Before you embark on a website redesign, you should sear that word into your mind. Goals make the difference between a great project that will generate value for you and your business, or a waffling effort that will generate activity, but few concrete results.
Now you may think you have a goal in mind already and that's great. But dig deeper. Make sure there is a solid focus and direction at the core of your efforts. You need to know exactly what you want to achieve with your redesign, not just be holding list of vague generalizations.

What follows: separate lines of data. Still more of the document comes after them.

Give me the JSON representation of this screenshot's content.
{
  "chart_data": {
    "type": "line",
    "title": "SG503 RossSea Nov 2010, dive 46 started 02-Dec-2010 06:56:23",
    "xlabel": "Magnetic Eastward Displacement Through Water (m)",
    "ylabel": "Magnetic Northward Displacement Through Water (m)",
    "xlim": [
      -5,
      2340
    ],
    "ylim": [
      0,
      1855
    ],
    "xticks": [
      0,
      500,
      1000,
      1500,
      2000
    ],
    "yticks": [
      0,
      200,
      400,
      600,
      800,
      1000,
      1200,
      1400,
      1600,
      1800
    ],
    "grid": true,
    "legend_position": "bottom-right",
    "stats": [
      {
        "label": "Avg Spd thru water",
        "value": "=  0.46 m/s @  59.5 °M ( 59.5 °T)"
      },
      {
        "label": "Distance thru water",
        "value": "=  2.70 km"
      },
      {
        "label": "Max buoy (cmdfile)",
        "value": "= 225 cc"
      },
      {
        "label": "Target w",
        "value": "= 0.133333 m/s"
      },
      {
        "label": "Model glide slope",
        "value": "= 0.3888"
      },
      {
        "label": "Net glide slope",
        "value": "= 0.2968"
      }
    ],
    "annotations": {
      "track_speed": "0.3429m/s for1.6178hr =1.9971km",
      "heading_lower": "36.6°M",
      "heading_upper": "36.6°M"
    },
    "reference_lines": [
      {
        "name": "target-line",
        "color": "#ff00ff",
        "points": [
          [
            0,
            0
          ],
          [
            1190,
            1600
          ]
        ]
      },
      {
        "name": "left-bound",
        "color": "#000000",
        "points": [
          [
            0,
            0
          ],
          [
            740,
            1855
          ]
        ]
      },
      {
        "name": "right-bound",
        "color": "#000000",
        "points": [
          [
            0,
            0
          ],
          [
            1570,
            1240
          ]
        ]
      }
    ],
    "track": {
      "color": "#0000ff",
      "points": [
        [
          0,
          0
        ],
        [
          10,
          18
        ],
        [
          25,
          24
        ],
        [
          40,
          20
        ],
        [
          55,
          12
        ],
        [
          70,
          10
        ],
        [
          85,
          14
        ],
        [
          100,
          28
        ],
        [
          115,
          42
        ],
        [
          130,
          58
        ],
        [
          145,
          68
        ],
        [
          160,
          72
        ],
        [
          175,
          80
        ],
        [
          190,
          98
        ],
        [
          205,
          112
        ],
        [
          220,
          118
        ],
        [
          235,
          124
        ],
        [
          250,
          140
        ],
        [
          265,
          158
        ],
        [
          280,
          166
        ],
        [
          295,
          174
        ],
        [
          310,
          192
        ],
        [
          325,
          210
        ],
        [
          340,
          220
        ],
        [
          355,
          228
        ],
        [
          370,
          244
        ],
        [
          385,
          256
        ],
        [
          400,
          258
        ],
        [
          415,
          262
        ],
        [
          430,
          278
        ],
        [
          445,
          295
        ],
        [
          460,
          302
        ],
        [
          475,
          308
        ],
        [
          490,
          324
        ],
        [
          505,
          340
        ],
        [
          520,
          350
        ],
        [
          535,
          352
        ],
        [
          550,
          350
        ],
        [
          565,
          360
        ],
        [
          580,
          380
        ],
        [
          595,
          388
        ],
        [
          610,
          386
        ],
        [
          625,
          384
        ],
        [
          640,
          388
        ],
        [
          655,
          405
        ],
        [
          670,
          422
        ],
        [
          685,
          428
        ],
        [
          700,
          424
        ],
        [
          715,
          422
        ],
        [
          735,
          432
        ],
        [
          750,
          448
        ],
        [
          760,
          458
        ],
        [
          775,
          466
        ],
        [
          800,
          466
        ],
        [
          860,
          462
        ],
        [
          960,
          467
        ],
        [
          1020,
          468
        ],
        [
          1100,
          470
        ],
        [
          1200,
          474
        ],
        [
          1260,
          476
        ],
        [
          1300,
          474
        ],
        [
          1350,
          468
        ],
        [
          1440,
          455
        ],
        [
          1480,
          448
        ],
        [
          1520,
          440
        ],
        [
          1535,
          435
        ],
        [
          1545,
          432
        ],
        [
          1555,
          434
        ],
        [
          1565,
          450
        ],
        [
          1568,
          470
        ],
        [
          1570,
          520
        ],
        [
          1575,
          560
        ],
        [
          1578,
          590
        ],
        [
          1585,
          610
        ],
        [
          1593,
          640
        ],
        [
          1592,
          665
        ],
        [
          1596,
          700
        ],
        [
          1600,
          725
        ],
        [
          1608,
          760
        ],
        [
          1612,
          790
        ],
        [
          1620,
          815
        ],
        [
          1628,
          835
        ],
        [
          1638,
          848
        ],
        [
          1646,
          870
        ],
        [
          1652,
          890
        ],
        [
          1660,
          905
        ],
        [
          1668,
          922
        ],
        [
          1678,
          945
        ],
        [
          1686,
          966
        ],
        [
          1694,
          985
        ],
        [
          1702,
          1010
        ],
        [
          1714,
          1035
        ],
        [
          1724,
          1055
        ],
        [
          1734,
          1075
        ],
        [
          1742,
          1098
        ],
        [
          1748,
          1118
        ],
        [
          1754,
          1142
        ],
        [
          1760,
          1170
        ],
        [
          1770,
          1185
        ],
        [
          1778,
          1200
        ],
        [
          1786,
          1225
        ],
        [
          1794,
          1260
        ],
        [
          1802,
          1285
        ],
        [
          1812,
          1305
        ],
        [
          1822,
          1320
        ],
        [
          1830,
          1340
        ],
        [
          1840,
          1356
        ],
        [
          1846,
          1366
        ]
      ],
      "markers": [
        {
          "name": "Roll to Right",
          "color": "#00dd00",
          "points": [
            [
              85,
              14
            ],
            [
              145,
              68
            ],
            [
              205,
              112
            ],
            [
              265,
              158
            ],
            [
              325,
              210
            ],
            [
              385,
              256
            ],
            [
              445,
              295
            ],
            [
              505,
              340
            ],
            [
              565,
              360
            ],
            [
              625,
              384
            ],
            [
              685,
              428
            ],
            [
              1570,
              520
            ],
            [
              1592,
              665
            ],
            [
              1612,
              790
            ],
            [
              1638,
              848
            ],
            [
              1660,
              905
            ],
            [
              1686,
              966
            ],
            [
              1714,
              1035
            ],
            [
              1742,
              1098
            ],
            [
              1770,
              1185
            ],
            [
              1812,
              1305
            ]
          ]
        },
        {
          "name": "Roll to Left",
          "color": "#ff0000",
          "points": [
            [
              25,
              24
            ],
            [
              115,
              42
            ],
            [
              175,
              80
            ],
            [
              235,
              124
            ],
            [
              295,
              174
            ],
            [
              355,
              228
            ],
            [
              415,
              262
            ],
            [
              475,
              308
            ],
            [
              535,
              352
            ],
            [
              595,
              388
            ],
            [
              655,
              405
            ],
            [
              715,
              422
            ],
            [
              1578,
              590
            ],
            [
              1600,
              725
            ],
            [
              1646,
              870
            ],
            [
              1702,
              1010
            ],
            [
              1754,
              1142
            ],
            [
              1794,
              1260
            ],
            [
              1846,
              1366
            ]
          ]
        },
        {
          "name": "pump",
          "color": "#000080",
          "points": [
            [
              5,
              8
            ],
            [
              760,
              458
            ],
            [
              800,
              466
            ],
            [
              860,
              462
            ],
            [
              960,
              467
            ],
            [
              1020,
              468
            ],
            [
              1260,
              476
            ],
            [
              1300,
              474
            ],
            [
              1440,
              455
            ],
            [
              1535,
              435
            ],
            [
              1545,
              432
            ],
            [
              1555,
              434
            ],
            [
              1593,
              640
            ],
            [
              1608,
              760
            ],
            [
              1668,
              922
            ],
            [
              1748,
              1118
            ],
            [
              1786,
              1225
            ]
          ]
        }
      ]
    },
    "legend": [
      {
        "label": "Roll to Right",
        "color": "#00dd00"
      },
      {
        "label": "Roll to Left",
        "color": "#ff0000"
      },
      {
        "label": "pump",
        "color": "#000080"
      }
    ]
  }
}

Here's a comparison to help spot the differences between bad goals and good goals.
Bad goals:
- We want the website to look fresh and attractive
- We want the site to tell people what we do
- We want the site to be easy to use
What I just listed above are good aspirations. I mean, yes, your site should definitely look attractive and new if you're paying for a fresh redesign! Of course you want customers to know what your business does when they visit the site and obviously a site should be intuitive and easy to use (I mean, what's the alternative, clumsy and difficult? Would anyone ever willingly consider that?)
Those are fine guidelines and standards, but they aren't goals. They don't drive action, they don't steer the site in one direction or another. Good goals should lay out a clear path of what the site's priorities should be, the things to focus on and build a redesign around.
Good goals:
- We want to sell more products
- We want to increase the total number of donations we receive
- We want existing donnors to make larger donations
- We want to reach out to new markets and increase our name recognition
- We want to explain a complex service succinctly
Setting concrete, and ideally measurable, goals before starting your redesign will guide and ground the entire effort. Good design comes from communication. Being clear from the get go about what you want to achieve will focus the task and guide your efforts.
Having positive, well-stated goals will influence every decision of a site redesign. What the homepage looks like. What info is brought over from the previous site, and what kind of things get left on the cutting room floor. It helps plot the forward trajectory of the site, answer questions like what kind of content should be developed, if you need a newsfeed, or separate landing pages for different products, membership databases, and so on.
Clear goals and specific intentions will result in something that adds value to your business. Setting vague or nebulous goals ends with vague and nebulous results. Start with a solid foundation and build from there.